En 1967, le Vatican convoqua la célébration du III Congrès international de l’apostolat des laïcs. En janvier, le pape Paul VI avait envoyé une lettre à la conférence des évêques catholiques portant essentiellement sur la formation des prêtres, l’unité de l’Église et les nouvelles formes de l’apostolat de laïcs dans les régimes communistes488. Ce fait nous amène à penser que la participation des laïcs cubains présentait un intérêt particulier pour l’évêque de Rome. C’était la première fois depuis 1959 qu’une délégation cubaine composée de laïcs sortait du pays. La délégation cubaine comprenait six dirigeants de l’Apostolat des laïcs489, et Monseigneur Azcárate, évêque auxiliaire de La Havane, présida la commission.

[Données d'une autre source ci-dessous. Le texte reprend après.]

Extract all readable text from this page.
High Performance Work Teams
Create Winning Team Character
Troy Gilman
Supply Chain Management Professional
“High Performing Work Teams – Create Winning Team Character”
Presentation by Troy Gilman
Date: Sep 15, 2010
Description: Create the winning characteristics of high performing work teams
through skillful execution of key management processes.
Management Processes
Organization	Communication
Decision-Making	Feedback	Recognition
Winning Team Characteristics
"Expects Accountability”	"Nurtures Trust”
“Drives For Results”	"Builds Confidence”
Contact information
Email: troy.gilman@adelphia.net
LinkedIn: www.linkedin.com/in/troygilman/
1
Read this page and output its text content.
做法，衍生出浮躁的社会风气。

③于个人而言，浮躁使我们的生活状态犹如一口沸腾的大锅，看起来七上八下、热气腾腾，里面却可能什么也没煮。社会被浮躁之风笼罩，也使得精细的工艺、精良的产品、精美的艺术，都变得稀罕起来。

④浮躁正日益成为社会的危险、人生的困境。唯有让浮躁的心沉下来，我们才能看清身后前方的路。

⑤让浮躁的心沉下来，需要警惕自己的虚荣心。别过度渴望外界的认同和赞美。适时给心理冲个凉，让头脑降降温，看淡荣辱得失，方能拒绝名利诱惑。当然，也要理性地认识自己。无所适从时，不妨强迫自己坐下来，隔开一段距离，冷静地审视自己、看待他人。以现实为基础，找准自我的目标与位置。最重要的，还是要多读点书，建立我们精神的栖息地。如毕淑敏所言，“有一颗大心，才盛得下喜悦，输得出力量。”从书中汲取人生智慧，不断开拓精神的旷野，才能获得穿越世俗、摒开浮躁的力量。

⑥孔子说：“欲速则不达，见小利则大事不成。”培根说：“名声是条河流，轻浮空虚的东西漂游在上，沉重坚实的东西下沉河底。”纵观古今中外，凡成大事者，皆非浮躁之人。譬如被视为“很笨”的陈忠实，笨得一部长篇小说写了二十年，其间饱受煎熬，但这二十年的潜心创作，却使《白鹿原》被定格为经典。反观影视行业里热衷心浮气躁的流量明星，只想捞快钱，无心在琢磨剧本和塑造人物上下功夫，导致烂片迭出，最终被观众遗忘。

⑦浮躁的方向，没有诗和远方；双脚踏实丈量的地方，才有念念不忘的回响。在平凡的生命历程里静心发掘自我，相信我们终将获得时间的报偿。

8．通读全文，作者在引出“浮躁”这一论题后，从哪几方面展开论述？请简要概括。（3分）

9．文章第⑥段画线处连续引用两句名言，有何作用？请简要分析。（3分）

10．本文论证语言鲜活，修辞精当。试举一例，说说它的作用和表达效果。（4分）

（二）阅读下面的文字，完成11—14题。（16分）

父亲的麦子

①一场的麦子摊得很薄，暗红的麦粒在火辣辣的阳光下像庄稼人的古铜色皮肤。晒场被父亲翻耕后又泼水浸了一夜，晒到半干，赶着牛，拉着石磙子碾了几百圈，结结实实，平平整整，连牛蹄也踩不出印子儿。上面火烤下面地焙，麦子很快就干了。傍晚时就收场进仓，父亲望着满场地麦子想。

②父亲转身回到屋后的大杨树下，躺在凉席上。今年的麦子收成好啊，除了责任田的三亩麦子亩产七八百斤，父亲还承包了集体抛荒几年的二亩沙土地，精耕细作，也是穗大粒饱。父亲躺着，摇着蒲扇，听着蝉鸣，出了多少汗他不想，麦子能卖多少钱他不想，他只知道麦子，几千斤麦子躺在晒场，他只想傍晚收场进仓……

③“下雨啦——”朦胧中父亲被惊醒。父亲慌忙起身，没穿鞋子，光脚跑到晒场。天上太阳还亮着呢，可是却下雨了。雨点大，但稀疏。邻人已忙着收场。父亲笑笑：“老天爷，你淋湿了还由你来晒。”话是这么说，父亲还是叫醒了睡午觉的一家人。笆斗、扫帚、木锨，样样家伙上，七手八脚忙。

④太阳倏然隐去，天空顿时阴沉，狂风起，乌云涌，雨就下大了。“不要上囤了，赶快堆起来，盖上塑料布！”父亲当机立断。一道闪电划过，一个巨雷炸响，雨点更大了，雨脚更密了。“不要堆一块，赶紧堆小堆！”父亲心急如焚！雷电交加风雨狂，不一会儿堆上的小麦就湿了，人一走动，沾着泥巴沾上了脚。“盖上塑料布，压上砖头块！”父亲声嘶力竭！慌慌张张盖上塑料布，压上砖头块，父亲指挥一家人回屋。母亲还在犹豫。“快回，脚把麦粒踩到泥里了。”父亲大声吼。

Selon l’un des participants, Raúl Gómez Treto, le Congrès, célébré du 11 au 18 septembre 1968, fut un moment d’interaction avec d’autres réalités similaires à celle de Cuba, durant lequel beaucoup de laïcs comprirent le besoin d’accepter les nouvelles conditions sociopolitiques du pays et d’abandonner la vision conservatrice adoptée jusqu’à ce moment. Si les laïcs voulaient se faire entendre au milieu de la société, ils devraient changer de stratégie490. Pour Pablo M. Alfonso, secrétaire de la délégation cubaine, la rencontre avec d’autres participants fut un peu contradictoire : d’un côté il put percevoir des inquiétudes similaires à celles des laïcs cubains, soit la relation entre les laïcs et la hiérarchie catholique, l’introduction des changements dans le domaine de la liturgie, les nouvelles structures adoptées par l’Action catholique et d’autres organisations catholiques internationales, etc. Mais, en même temps, il put constater la perception erronée et déformée des laïcs latino-américains par rapport à la révolution cubaine491. Pour lui, l’écart existant entre les expériences de vie entre les catholiques latino-américains et les catholiques cubains était très évident. Ces écarts reflétant des contextes différents devaient inévitablement conduire à des réflexions théologiques différentes et à l’élaboration de théologies différentes.